Die unaufgeklärte Demokratie

Warum Demokratie ohne Aufklärung zum Scheitern verurteilt ist

Wahlwerbung und politische Debattenkultur sind längst nicht mehr von sachlogischen Argumenten, sondern von inhaltslosen Slogans und populistischen Parolen geprägt. Diese Abkehr von dem aufklärerischen Anspruch untergräbt langfristig das demokratische Projekt.

Die Demokratie – eine Tochter der Aufklärung

Die Idee einer Herrschaft des Volkes ging im 18. und 19. Jahrhundert Hand in Hand mit dem Gedanken eines dem Geburtsadel überlegenen „Bildungsadels“. Insofern ist die Demokratie eine Tochter der Aufklärung. Die politische war anfangs stets eng mit der geistigen Aufklärung verbunden.

Das Motto der Aufklärung – „Sapere aude!“/“Wage zu wissen!“ – übersetzte sich folglich im politischen Bereich in den Mut, die staatlichen Strukturen auf strukturelle Mängel und Ungerechtigkeiten hin zu durchdenken und entsprechende Alternativen zu formulieren.

Der kantische „Ausgang des Menschen aus seiner selbstverschuldeten Unmündigkeit“ bedeutet demzufolge im politischen Bereich die Bereitschaft, sich seines Verstandes auch dort zu bedienen, wo dieser zu einer Kritik der bestehenden politischen Verhältnisse und – bei einem daraus abgeleiteten Handeln – zu staatlichen Repressionen führen kann.

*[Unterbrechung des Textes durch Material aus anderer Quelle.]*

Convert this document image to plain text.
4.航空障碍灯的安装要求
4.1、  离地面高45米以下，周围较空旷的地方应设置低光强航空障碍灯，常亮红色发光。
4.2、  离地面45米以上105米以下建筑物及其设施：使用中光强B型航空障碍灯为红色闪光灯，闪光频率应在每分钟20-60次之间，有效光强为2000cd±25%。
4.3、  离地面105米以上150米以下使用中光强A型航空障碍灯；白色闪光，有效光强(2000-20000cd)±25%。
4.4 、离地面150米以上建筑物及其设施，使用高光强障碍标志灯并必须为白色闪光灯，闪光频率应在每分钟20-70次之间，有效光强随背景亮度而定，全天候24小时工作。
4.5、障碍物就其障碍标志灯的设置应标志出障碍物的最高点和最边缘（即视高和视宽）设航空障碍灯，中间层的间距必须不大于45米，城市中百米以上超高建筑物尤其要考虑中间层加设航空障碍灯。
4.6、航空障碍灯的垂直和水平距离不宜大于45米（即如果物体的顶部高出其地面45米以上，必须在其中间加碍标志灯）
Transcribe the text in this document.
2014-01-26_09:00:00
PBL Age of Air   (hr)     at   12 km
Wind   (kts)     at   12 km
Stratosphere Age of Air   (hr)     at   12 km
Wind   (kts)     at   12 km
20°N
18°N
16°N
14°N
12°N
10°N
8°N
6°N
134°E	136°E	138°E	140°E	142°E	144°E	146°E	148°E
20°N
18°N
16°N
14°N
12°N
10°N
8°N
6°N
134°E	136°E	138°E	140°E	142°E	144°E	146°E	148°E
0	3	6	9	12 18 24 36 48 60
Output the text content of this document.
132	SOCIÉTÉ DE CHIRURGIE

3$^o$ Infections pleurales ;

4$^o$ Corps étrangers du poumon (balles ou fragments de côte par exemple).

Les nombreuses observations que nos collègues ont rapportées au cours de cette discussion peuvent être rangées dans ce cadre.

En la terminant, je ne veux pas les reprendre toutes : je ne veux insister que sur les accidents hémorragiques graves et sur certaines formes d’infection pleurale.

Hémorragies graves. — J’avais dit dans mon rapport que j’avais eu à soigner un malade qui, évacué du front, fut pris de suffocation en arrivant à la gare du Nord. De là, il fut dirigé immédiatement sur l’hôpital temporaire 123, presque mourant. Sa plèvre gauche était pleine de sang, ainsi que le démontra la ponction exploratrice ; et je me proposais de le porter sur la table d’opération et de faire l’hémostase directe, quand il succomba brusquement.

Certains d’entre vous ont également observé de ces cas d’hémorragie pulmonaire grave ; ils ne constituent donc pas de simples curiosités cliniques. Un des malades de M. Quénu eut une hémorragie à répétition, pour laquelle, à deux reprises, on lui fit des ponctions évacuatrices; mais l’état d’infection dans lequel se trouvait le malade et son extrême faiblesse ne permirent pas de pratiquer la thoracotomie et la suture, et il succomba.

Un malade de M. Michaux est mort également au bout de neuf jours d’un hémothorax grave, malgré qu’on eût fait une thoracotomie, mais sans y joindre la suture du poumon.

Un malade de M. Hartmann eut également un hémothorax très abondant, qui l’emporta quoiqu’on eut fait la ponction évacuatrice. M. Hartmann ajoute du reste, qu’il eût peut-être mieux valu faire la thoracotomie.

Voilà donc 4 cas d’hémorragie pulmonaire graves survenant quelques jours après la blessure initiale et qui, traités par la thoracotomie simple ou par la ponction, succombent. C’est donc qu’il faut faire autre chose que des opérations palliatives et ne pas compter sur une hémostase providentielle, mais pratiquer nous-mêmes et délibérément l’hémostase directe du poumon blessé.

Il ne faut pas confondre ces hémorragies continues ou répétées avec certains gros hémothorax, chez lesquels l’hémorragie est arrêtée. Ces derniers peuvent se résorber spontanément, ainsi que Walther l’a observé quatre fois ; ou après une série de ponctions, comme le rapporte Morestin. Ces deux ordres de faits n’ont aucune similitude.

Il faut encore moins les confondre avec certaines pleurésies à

Formale, geistige und emotionale Voraussetzungen einer aufgeklärten Demokratie

Aus der engen Verbindung von Aufklärung und Demokratie folgt, dass in einem bestehenden demokratischen Gemeinwesen alles dafür getan werden muss, das aufklärerische Element der Demokratie zu fördern. Dies muss auf mehreren Ebenen geschehen:

  • Auf der formalen Ebene müssen die prozeduralen Voraussetzungen für demokratische Mitbestimmung geschaffen werden. Es muss regelmäßige Abstimmungen über die Grundlinien der Politik geben, die politischen Entscheidungsprozesse müssen transparent und nachvollziehbar sein, und es muss freie Medien geben, in denen mit der nötigen kritischen Distanz über politische Abläufe und Projekte berichtet werden kann.
  • Auf der geistigen Ebene müssen die Barrieren für eine Beteiligung an demokratischen Entscheidungsprozessen so weit wie möglich abgesenkt werden. Hierfür müssen die zur Entscheidung anstehenden Projekte auf verständliche, sachorientierte Weise erläutert und von verschiedenen Seiten beleuchtet werden. Noch grundlegender ist es allerdings, die Lust an der Beteiligung an demokratischen Entscheidungsprozessen zu wecken und am Leben zu erhalten.
  • Auf der emotionalen Ebene muss ein Gefühl dafür vermittelt werden, durch die Beteiligung an demokratischen Entscheidungsprozessen etwas bewirken zu können – also nicht nur mitreden, sondern auch konkret mithandeln zu können.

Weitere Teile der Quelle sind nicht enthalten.